Sure I have my dreams. I would love to qualify for Boston one day (I would have to run over one-and-a-half hours quicker than my time yesterday). It could be two or three years from now, it could be ten years, it may never be in the cards for me. All I can do is my simple best – put forth a noble effort and leave the outcome to Creator. I am looking for a coach now and want to take it a bit more seriously. I liked my 42.2 kilometers of humble pie, in a strange way. Sloppy but satisfying. It had a cleansing tone to it. But in the end, I have to see it for what it is. I am doing my best within my means. Any sort of expectations only ramps up resentments.
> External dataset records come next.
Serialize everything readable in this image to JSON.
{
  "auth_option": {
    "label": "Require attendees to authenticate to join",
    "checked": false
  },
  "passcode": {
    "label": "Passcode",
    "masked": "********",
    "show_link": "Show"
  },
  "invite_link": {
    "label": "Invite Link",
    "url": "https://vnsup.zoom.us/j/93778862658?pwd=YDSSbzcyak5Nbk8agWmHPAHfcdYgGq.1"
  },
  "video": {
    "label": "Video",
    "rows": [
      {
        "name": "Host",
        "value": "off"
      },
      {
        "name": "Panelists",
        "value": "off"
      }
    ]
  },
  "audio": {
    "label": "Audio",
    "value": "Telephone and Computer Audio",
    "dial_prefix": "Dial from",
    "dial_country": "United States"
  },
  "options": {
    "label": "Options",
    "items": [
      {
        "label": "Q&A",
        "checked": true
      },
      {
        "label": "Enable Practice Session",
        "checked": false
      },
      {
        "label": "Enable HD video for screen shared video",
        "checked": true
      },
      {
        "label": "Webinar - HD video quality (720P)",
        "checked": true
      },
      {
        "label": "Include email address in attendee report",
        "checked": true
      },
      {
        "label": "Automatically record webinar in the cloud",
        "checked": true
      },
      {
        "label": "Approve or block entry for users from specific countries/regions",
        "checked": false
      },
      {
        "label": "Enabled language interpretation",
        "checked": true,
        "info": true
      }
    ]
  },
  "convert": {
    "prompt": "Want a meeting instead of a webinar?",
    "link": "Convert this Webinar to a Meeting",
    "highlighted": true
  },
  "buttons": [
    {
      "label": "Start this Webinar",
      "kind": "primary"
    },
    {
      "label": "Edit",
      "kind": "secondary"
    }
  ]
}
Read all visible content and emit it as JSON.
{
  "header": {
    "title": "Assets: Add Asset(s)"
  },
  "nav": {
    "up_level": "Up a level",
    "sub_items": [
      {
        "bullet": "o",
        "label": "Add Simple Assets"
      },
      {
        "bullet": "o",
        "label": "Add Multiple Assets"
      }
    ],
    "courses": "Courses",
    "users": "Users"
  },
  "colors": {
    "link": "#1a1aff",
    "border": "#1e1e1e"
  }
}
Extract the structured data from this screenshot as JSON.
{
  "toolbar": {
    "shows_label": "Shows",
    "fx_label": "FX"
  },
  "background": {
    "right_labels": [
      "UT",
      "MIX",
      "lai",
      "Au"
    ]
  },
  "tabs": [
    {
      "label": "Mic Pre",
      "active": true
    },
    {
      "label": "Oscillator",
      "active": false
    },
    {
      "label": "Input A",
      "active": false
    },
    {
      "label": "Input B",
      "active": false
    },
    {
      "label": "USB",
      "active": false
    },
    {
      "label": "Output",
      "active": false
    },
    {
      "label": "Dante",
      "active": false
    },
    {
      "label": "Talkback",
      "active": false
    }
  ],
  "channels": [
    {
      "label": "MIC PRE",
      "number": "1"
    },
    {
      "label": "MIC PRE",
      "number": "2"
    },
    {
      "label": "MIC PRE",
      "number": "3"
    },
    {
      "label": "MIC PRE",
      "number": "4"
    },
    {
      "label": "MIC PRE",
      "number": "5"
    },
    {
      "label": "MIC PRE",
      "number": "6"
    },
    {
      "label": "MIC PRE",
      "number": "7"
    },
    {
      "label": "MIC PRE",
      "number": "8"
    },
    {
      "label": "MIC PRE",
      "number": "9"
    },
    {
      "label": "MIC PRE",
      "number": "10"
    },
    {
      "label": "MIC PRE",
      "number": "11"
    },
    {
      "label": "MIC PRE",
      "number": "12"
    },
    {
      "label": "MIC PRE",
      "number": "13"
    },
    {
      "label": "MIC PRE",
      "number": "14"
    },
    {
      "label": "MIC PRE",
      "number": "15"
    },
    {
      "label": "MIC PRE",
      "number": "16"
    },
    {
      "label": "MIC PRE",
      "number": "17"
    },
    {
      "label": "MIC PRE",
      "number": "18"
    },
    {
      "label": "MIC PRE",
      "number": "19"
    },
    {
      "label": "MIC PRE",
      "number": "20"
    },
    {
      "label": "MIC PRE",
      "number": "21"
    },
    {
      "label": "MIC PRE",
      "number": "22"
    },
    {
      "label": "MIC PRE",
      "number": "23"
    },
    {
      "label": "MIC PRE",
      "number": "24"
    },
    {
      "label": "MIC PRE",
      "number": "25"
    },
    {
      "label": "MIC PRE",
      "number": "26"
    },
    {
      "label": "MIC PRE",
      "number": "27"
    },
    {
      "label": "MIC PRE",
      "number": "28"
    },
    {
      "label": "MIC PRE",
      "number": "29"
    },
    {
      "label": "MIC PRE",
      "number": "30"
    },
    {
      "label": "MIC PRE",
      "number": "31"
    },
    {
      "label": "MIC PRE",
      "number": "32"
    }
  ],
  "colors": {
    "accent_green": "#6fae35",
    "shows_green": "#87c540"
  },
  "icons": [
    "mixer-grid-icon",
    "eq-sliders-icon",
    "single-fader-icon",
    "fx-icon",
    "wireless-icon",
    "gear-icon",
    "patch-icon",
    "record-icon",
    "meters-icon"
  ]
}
Today is a rest day. I am having a hard time sitting still, but doing my best to chill and stay in the moment. My mind is at some sort of rest too. I just found out that my dad’s cancer hasn’t reached his lungs, so we have that in our corner. There are still surgeries to be performed, but we know it will be alright.
I ran a race. It was a new experience for me. But in the grand scheme of things, it’s not much compared to the journeys many other people are on right now. Like my dad’s. Or those still struggling with addiction.
Perspective is a grand thing, ain’t it?
P.S The only two people I ran into before the race were two guys – one is a champion runner and also an addict in recovery who I know from social media (and we plan to have coffee soon) and the other was one of my counsellors in treatment. Funny that they were the only two I met. Coincidence?